Le rapport du Contrôleur de l'État révèle de graves défaillances dans la supervision du marché des prêts immobiliers : la dette des ménages a bondi à 630 milliards de ₪, et les régulateurs ont ignoré les risques que représentent pour les acheteurs les offres de financement des promoteurs.
En bref
- Le rapport du Contrôleur de l'État révèle des défaillances dans la supervision du marché des prêts immobiliers et des offres promotionnelles des promoteurs.
- La dette des ménages en prêts immobiliers a atteint environ 630 milliards de ₪, un bond d'environ 110 %.
- Les offres de financement des promoteurs peuvent dissimuler des risques qui ne sont pas transparents pour l'acheteur.
- Il est recommandé d'obtenir un conseil en prêt immobilier indépendant et d'examiner le coût total par rapport à un prêt classique.
Le rapport du Contrôleur de l'État publié récemment critique sévèrement la Banque d'Israël et les organismes réglementaires responsables du marché des prêts immobiliers. Selon le rapport, l'encours des prêts immobiliers des ménages a atteint en 2025 environ 630 milliards de ₪, un bond d'environ 110 % sur la période examinée. Outre ce chiffre, le Contrôleur pointe des défaillances substantielles : des réformes qui n'ont pas été appliquées comme requis, une supervision défaillante des offres de financement des promoteurs, et une négligence du secteur du conseil en prêt immobilier pour le public.
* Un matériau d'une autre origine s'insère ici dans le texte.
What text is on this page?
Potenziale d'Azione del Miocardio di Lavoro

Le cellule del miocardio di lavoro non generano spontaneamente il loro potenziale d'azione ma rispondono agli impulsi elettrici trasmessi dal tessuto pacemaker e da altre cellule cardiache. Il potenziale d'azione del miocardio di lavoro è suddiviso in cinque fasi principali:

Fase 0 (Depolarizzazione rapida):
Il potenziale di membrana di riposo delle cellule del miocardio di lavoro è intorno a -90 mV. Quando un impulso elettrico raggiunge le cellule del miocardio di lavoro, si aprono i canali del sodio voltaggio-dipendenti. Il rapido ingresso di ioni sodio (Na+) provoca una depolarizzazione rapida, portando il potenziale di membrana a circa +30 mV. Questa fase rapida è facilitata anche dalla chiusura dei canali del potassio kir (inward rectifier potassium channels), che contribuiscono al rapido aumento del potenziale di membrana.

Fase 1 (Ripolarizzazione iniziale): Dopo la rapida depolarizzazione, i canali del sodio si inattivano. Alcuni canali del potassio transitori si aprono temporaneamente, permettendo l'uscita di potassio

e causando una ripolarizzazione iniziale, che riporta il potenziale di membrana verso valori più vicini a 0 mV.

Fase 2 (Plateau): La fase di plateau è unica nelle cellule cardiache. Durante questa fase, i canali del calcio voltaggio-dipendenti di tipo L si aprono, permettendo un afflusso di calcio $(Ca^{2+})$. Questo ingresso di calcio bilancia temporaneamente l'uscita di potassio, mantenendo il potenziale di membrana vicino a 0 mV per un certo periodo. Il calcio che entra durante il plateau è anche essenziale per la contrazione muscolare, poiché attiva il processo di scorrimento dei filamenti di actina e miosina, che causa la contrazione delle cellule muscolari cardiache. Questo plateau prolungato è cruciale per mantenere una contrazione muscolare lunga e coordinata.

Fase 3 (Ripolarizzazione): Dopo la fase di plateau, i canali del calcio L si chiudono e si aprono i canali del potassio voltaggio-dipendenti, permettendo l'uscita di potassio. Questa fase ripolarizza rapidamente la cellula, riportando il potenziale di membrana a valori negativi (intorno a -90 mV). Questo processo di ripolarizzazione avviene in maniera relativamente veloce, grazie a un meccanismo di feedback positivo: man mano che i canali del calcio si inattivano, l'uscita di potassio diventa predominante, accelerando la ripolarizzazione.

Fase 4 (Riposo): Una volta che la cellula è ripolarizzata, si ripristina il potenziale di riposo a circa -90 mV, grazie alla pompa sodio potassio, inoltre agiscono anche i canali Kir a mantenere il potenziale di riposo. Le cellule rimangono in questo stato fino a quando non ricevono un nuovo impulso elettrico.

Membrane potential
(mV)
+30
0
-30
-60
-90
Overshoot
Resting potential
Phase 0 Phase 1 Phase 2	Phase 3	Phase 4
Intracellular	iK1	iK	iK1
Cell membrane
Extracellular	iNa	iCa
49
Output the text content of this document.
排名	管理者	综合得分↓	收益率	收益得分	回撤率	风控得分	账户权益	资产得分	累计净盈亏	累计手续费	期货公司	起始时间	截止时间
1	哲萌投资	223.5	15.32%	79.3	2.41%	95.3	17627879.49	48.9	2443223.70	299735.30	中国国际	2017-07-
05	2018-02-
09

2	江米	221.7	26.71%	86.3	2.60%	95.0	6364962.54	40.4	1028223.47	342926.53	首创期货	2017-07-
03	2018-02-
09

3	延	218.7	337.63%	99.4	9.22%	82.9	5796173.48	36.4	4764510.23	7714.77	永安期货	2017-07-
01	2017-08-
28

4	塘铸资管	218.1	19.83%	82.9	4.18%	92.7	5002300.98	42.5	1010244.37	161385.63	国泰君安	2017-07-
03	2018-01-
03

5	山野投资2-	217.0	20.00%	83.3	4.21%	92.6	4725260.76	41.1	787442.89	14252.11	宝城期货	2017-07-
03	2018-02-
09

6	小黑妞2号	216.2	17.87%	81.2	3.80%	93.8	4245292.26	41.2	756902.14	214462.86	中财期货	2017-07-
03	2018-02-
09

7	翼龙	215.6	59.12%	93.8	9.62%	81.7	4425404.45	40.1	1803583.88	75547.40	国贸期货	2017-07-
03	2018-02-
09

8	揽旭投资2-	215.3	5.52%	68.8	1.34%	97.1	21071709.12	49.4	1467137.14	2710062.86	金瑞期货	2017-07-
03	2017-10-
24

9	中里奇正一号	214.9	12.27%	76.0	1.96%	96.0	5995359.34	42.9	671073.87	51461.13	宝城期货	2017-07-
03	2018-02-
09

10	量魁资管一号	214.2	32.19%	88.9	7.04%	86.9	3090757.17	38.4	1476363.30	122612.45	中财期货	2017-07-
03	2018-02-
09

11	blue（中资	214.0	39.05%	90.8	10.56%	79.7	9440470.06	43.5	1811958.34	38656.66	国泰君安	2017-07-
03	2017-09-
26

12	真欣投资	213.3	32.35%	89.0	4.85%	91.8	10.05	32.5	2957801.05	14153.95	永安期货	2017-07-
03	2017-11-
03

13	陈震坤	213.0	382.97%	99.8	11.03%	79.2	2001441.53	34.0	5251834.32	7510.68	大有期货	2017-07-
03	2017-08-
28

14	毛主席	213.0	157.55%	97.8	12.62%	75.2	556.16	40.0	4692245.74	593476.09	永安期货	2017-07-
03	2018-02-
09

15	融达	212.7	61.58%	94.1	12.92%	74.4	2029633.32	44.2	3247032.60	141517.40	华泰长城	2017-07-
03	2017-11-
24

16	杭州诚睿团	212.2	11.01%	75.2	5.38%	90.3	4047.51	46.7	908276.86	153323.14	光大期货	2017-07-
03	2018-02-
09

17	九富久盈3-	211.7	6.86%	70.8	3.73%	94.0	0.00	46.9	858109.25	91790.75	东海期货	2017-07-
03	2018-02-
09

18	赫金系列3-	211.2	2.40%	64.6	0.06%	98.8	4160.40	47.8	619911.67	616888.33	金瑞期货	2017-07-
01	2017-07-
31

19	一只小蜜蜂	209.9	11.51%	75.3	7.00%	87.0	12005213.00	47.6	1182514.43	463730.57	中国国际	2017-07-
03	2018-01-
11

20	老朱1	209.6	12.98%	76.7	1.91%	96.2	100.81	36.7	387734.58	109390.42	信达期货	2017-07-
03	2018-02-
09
La critique principale porte sur ce que le Contrôleur qualifie d'ignorance des risques liés aux « offres promotionnelles des promoteurs ». Il s'agit de dispositifs de financement dans lesquels le promoteur propose à l'acheteur des conditions apparemment avantageuses, comme le report de paiements ou des taux subventionnés pour une durée limitée, mais dont les risques inhérents ne sont pas toujours transparents pour l'acheteur ni toujours contrôlés comme il se doit. Le régulateur, selon le rapport, n'a pas agi à temps pour encadrer ce secteur.
Qu'est-ce que cela signifie pour les acheteurs d'un appartement neuf auprès d'un promoteur ? Premièrement, il est conseillé d'examiner chaque offre de financement d'un promoteur avec un regard critique, sans se contenter de la présentation commerciale. Il faut vérifier ce qu'il advient des paiements et du taux d'intérêt après la fin de la période promotionnelle, et comparer le coût total à celui d'un prêt immobilier classique auprès d'une banque. Deuxièmement, le rapport pourrait accélérer une législation encadrant le secteur du conseil en prêt immobilier, ce qui pourrait à l'avenir renforcer la protection des acheteurs et la transparence des conditions. En attendant, quiconque achète un appartement aujourd'hui évolue dans un marché où la supervision reste partielle. C'est pourquoi obtenir un conseil en prêt immobilier indépendant, non lié au promoteur, est une démarche concrète qui peut permettre d'économiser des coûts et de révéler des risques avant la signature.